Trump’s plans to dismantle Dodd-Frank unlikely to be realised, says TABB Group

Over 70% of provisions under Dodd-Frank have already been approved in six-year process of implementation.

President-elect Donald Trump’s plans to dismantle the Dodd-Frank Act are unlikely to be fully realised, with over 70% of rule-making requirements already approved and finalised, according to new research.

A report authored by TABB Group explained drafting new rules for a complete overhaul of the regulation from scratch is unrealistic. 

“A wholesale repeal of all Dodd-Frank Act provisions is realistically a non-starter considering the sheer scope of the market covered within the language of the law,” the report said.

It predicted that Trump and his team will set their sights on several aspects of the policy in the short term, including ‘too big to fail’ designations, a repeal of the Volcker Act and a possible reinstatement of the Glass Steagall rules.

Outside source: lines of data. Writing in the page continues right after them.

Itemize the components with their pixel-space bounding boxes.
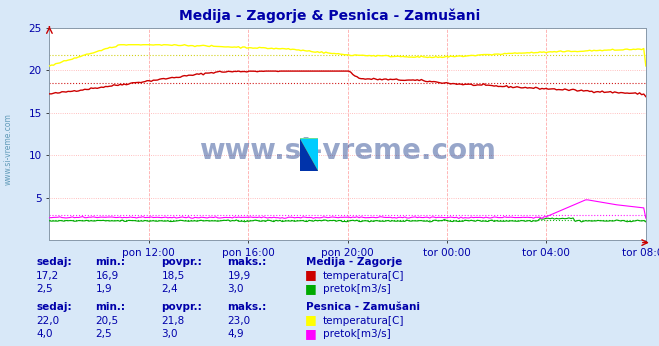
Text: 16,9: 16,9 <box>96 271 119 281</box>
Text: temperatura[C]: temperatura[C] <box>323 271 405 281</box>
Text: sedaj:: sedaj: <box>36 257 72 267</box>
Text: maks.:: maks.: <box>227 302 267 312</box>
Text: 1,9: 1,9 <box>96 284 112 294</box>
Text: temperatura[C]: temperatura[C] <box>323 316 405 326</box>
Text: 2,5: 2,5 <box>96 329 112 339</box>
Text: 2,5: 2,5 <box>36 284 53 294</box>
Text: 22,0: 22,0 <box>36 316 59 326</box>
Text: 3,0: 3,0 <box>227 284 244 294</box>
Text: sedaj:: sedaj: <box>36 302 72 312</box>
Text: min.:: min.: <box>96 302 126 312</box>
Text: povpr.:: povpr.: <box>161 302 202 312</box>
Polygon shape <box>300 138 318 171</box>
Text: povpr.:: povpr.: <box>161 257 202 267</box>
Text: 4,0: 4,0 <box>36 329 53 339</box>
Text: 4,9: 4,9 <box>227 329 244 339</box>
Text: pretok[m3/s]: pretok[m3/s] <box>323 329 391 339</box>
Text: ■: ■ <box>305 313 317 327</box>
Text: 2,4: 2,4 <box>161 284 178 294</box>
Text: Pesnica - Zamušani: Pesnica - Zamušani <box>306 302 420 312</box>
Text: 18,5: 18,5 <box>161 271 185 281</box>
Text: ■: ■ <box>305 327 317 340</box>
Text: 17,2: 17,2 <box>36 271 59 281</box>
Text: 3,0: 3,0 <box>161 329 178 339</box>
Text: maks.:: maks.: <box>227 257 267 267</box>
Text: min.:: min.: <box>96 257 126 267</box>
Text: 21,8: 21,8 <box>161 316 185 326</box>
Text: ■: ■ <box>305 282 317 295</box>
Text: Medija - Zagorje: Medija - Zagorje <box>306 257 403 267</box>
Text: 20,5: 20,5 <box>96 316 119 326</box>
Text: Medija - Zagorje & Pesnica - Zamušani: Medija - Zagorje & Pesnica - Zamušani <box>179 9 480 23</box>
Text: pretok[m3/s]: pretok[m3/s] <box>323 284 391 294</box>
Text: www.si-vreme.com: www.si-vreme.com <box>3 113 13 185</box>
Text: ■: ■ <box>305 268 317 282</box>
Text: 19,9: 19,9 <box>227 271 250 281</box>
Text: www.si-vreme.com: www.si-vreme.com <box>199 137 496 165</box>
Polygon shape <box>300 138 318 171</box>
Text: 23,0: 23,0 <box>227 316 250 326</box>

The realisation of these proposals would have a “significant impact on liquidity provisioning across the US fixed income markets,” the report said.

Trump’s nomination for Treasury Secretary, Steven Mnuchin, has already stated that if chosen for the role, he would focus on stripping back parts of the Dodd-Frank Act.  

TABB Group reiterated that fixed income markets should expect a persistent “cloud of regulatory uncertainty hanging over the collective US fixed income market.”

Trump described the Dodd-Frank Act as a “sprawling and complex piece of legislation that has unleashed hundreds of new rules and several new bureaucratic agencies.”

His financial services team publicised the administration’s plans to “dismantle the Dodd-Frank Act and replace it with new policies,” earlier this month.